The government hopes regional recognition of the accord can help stem growing pressure from the United States and Europe on Kabila to stand down.
Even with that vote of confidence, further turmoil would damage Kabila’s image as a guarantor of stability, one diplomat said. The United Nations fears large-scale violence could become “all but inevitable”.
With direct Rwandan or Ugandan intervention in Congo now considered unlikely, Angola’s main fear is an influx of refugees across its 2,600 km border if the political situation gets out of hand.
“I don’t think they will want to see one person stay on if that leads to instability,” the diplomat said of Angola.
Millions died in the 1998-2003 war that sucked in more than a half-dozen armies, including Zimbabwe and Namibia, which backed Laurent Kabila and then Joseph after his father’s murder in 2001.
Since then, a series of foreign-backed insurrections has caused havoc in the east without threatening Kabila’s overall authority.
Kikaya said Kinshasa was not worried about weakening support from its allies but recent visits to Rwanda, Uganda and Tanzania suggest Kabila is working hard to shore up regional support.
“He still sees regional alliances as essential in his strategy to extend his time in office – but also possibly to secure personal guarantees in case he is forced out of power,” said Vincent Rouget, Congo analyst at Control Risks.
Economic factors could also complicate Kabila’s strategy.
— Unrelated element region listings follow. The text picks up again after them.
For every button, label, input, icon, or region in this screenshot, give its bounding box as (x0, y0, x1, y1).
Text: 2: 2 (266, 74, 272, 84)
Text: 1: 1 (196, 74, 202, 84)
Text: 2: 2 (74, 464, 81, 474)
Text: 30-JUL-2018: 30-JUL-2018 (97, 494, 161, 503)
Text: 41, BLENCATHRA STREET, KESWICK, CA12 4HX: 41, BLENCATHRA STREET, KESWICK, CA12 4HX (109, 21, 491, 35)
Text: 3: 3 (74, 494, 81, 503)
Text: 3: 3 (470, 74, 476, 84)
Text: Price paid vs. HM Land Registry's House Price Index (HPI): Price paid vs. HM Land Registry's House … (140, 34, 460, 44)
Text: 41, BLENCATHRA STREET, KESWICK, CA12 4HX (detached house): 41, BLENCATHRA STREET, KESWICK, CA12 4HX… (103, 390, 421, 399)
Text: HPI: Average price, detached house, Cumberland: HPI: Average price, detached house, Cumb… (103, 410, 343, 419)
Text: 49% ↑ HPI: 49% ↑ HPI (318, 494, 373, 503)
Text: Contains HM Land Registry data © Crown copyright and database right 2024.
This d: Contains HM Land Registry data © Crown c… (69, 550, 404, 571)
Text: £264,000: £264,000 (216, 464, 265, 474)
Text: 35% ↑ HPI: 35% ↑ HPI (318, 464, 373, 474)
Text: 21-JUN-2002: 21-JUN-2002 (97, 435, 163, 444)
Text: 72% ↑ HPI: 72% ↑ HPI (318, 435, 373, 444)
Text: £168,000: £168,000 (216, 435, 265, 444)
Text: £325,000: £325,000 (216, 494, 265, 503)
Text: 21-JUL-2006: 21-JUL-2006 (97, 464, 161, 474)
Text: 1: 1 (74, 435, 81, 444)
Relations between Congo and Angola have soured since 2013 due to a dispute over access to offshore oil concessions.
Likewise, South Africa could conclude that Kabila is no longer the best bet to protect its substantial economic interests in Congo.
Congo agreed in 2013 to sell more than half the power from its future 4,800 megawatt Inga 3 hydro-electric dam to South Africa but development has been sluggish and Congo is now almost certain to miss a 2020 deadline to begin providing electricity.
NOT ABOUT DEMOCRACY
The United States has already imposed targeted sanctions against members of Kabila’s inner circle for allegedly violating human rights and blocking elections and the European Union is threatening to follow suit.
Such moves are unlikely to find support among Kabila’s neighbours, especially Rwanda and Congo Republic, whose leaders recently pushed through changes to their constitutions to let them stand for third terms.
Instead, realpolitik and the desire for stability are almost certain to trump any idealism about democracy.
“African states don’t want to set precedents about interference in domestic affairs,” said Stephanie Wolters, an analyst at the Institute of Strategic Studies in Pretoria.
But the support of regional leaders will not be guaranteed forever and if he has any designs on staying around beyond April 2018, Kabila will need to find a much firmer legal basis for his position, the diplomat said.
“They found a legal way to stay on,” the diplomat said. “Kabila hasn’t.”